Government stimulus is an essential ingredient to combat the recessionary drag of the pandemic. For many companies, stimulus funds provide a cash lifeline that can make the difference between survival and extinction in today’s tough environment.

Complex Questions for Investors

Yet the provision of public grants or loans also creates questions for investors. Should companies be allowed to draw on taxpayer funds if they didn’t manage their capital responsibly before the crisis? Will shareholders get hurt if a company cancels dividends to accept public funds? And with dividends and buybacks being scaled back, how should investors evaluate company spending on employee engagement and community outreach during the pandemic?

These questions reflect the first test of the new era of stakeholder capitalism.
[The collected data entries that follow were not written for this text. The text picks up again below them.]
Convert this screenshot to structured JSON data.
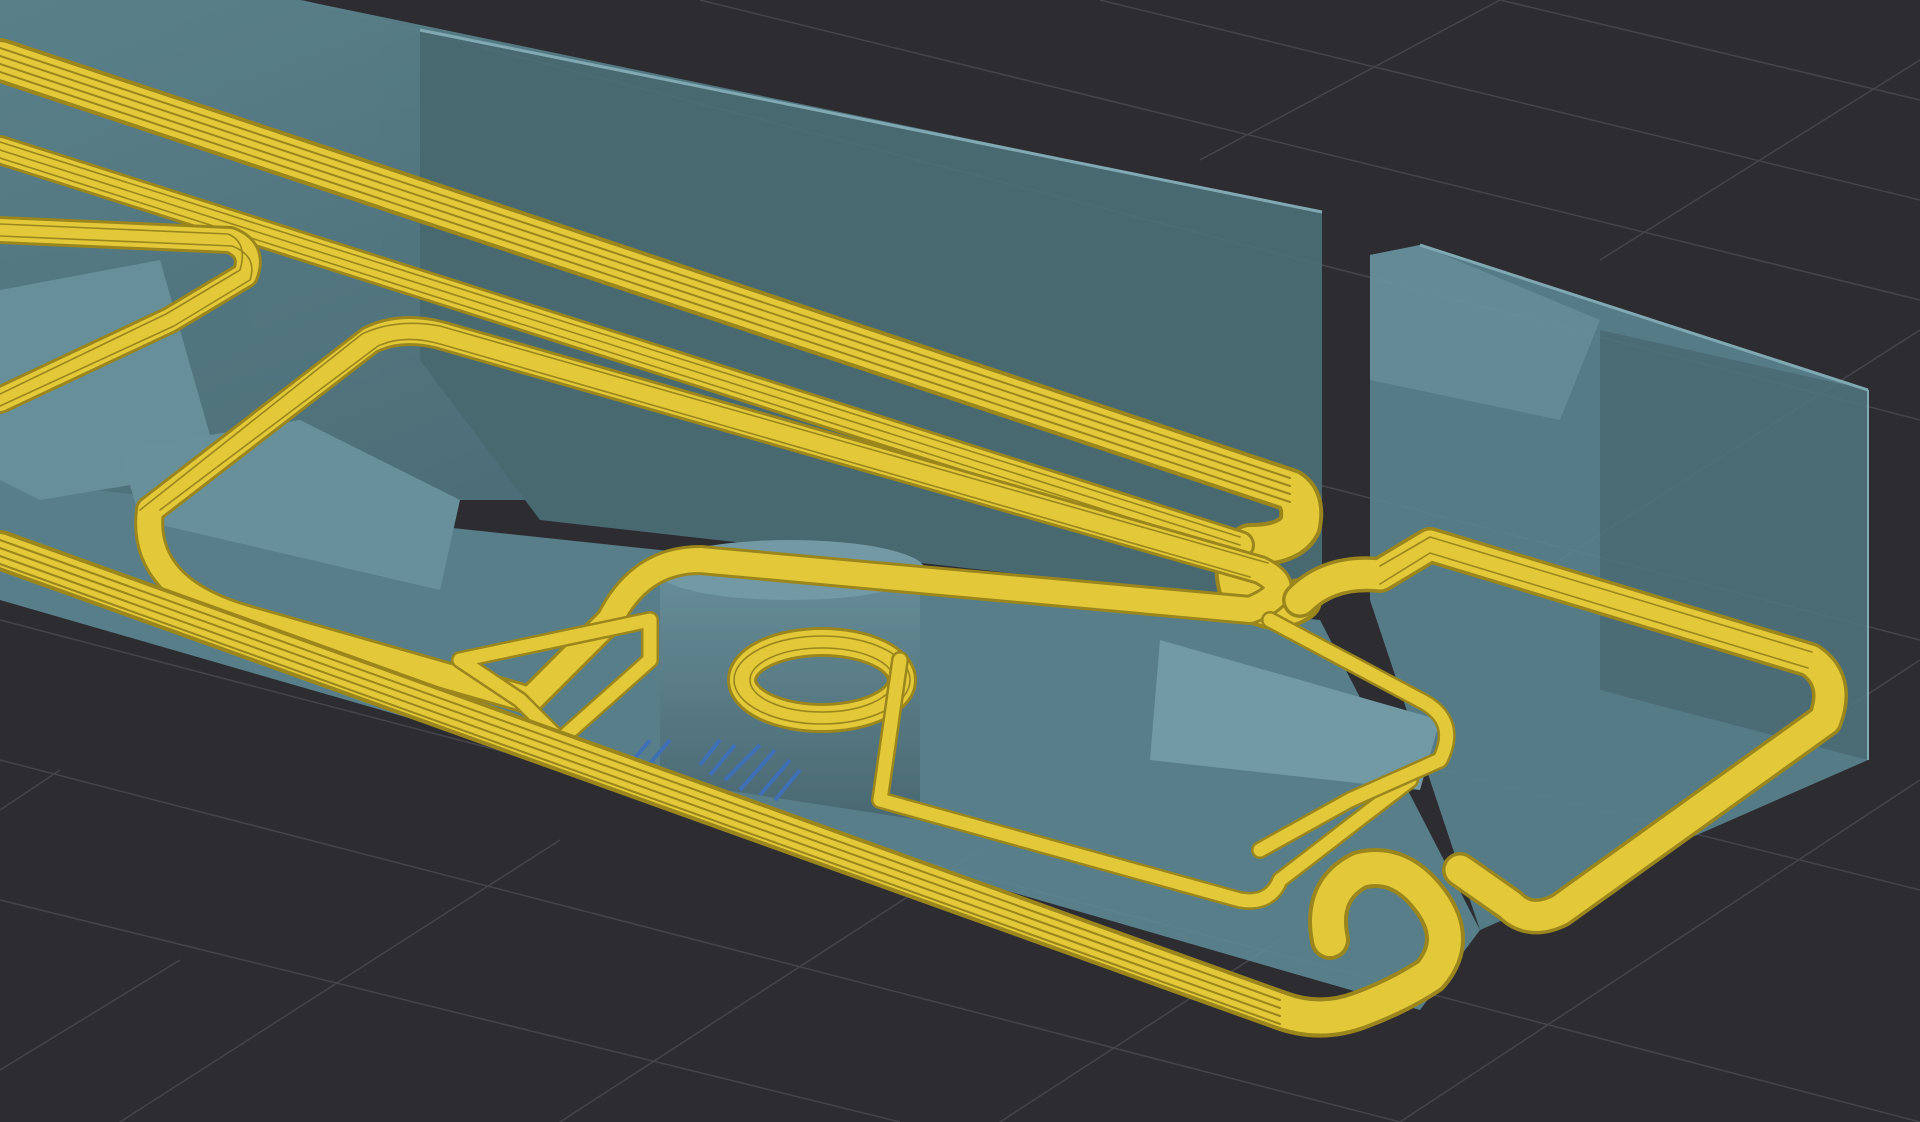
{
  "viewport": {
    "view": "slicer-3d-preview",
    "background_color": "#2d2c31",
    "grid_color": "#45444b",
    "model_color": "#7fb4c2",
    "perimeter_color": "#e3c93a",
    "perimeter_shade_color": "#9a861d",
    "infill_color": "#3f6fb4",
    "labels": []
  }
}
In 2019, 181 US CEOs signed a declaration stating that their businesses would fully consider all stakeholders, not just shareholders. In the Business Roundtable statement, corporate leaders pledged to support the environmental and social health of communities in which they operate and to embrace sustainable practices. Now, companies face tough capital management decisions to balance business dynamics and shareholder interests with public health considerations and other social issues.